Our faculty are actively involved in collaborative research with the Cancer Center researchers. Some of the ongoing projects include: (i) the role of Epigenetic Expression of IRF8 in Tumor Progression and Metastasis; (ii) the role of IRF8 in spontaneous tumor progression in vivo and examining the role of NF-kB in Fas-mediated apoptosis and tumor suppression; and (iii) clinical evaluation of polarized light-assisted colposcopy.
Our department has a strong ongoing collaborative partnership with the Dental College of Georgia (DCG). For example, investigators in the Biomedical Materials and Devices Research Cluster at the DCG collaborate with our faculty to study how materials and devices simulate physiological environments, improve treatments for disease conditions, and help regenerate normal physiology. This research cluster includes investigations in polarizing light stability, phototherapy, mechanobiology, dentin bonding, and biomineralization, and is partially supported by the National Institute of Craniofacial and Dental Research. Faculty also collaborate on projects related to quality of life of patients who have received dental care using national epidemiological datasets.

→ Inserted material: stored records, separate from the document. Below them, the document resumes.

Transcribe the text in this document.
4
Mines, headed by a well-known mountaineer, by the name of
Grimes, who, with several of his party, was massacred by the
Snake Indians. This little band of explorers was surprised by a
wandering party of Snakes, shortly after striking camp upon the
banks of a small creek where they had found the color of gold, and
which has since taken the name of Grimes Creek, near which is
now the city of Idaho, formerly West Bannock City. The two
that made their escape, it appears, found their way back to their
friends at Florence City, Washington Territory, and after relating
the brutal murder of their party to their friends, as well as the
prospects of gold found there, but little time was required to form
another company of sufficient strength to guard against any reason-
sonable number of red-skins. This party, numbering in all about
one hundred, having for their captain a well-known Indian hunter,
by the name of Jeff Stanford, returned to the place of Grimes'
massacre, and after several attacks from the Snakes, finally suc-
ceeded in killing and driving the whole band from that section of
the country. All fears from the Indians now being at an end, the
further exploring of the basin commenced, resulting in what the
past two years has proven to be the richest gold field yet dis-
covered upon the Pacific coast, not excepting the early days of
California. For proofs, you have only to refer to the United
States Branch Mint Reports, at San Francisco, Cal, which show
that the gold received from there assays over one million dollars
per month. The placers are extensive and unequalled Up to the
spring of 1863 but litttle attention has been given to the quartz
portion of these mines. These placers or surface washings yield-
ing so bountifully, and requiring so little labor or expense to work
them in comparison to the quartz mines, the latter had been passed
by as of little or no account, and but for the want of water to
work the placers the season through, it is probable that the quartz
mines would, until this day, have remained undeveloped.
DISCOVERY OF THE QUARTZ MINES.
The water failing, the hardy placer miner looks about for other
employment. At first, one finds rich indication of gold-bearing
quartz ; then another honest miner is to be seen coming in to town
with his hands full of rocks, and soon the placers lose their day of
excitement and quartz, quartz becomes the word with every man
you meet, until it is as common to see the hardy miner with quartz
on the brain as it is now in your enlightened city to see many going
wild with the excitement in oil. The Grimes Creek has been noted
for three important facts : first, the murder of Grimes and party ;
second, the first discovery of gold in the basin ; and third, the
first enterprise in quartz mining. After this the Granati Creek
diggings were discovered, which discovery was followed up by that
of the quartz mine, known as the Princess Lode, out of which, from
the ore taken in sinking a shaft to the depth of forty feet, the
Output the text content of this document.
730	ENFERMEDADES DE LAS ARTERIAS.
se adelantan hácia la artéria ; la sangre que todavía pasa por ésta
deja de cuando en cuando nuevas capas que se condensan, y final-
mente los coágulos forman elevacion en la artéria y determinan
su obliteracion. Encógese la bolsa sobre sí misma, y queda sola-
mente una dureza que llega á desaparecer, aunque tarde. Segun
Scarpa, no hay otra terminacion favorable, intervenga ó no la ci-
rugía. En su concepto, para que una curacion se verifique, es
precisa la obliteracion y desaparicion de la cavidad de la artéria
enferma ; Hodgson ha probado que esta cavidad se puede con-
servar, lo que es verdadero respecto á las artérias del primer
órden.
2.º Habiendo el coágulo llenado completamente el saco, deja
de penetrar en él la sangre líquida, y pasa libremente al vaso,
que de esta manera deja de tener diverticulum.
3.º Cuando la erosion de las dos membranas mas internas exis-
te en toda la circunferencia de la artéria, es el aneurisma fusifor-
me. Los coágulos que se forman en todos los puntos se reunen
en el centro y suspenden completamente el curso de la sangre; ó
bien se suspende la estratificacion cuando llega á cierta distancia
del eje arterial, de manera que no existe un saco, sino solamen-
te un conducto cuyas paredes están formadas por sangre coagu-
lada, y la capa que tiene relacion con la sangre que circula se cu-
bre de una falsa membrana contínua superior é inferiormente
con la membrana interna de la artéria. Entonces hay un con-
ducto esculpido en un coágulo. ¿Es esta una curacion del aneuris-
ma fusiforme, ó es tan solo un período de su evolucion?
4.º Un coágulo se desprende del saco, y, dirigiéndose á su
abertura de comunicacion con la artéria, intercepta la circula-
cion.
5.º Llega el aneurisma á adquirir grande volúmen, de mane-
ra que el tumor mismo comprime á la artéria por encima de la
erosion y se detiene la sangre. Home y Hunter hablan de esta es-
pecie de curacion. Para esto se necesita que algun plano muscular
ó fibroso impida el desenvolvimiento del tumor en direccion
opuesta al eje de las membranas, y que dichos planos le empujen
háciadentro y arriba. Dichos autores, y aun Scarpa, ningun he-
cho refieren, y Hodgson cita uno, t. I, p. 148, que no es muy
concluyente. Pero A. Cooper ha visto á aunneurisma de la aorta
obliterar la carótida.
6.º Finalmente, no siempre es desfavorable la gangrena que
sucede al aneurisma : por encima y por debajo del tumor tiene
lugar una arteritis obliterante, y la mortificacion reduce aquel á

Our department provides research support for and actively collaborates with faculty members in the College of Nursing (CON). The main focus of the collaborative efforts of biostatistics faculty is on Community-Based Participatory Research. One such partnership is an NIH-funded study entitled, "Fit Body and Soul: A Church-Based Behavioral Lifestyle Program For Diabetes Prevention In African Americans". Another one is the "Cancer-Community Awareness Access Research and Education initiative", a collaborative project with Cancer Center and funded by the Bristol-Myers Squibb Foundation.
The Georgia Prevention Institute (GPI), one of the strongest and highest-funded research entities on campus, has a very strong partnership with our department. Our faculty members serve as co-investigators on several NIH-funded projects at the GPI. It has the longest-active Program Project Grant, focusing on the interaction of environmental stress, sympathetic control, Ang II and inflammation on hypertension with special attention on racial differences. This program project has been funded by NHLBI for over 15 years, and our department leads the biostatistics and data management core of this project. Another project involves examining the role of blood flow and vascular function on exercise capacity in cystic fibrosis. Other collaborations include comparing an aerobic exercise after-school program to a recreational non-exercise after school program; interventions to examine behavioral changes with regard to smoking in children and their parents and grandparents; and, evaluating the effectiveness of a culturally-sensitive, self-tailoring, computer program to improve asthma self-management and smoking reduction/prevention in predominantly African-American high school students living in rural counties of Georgia.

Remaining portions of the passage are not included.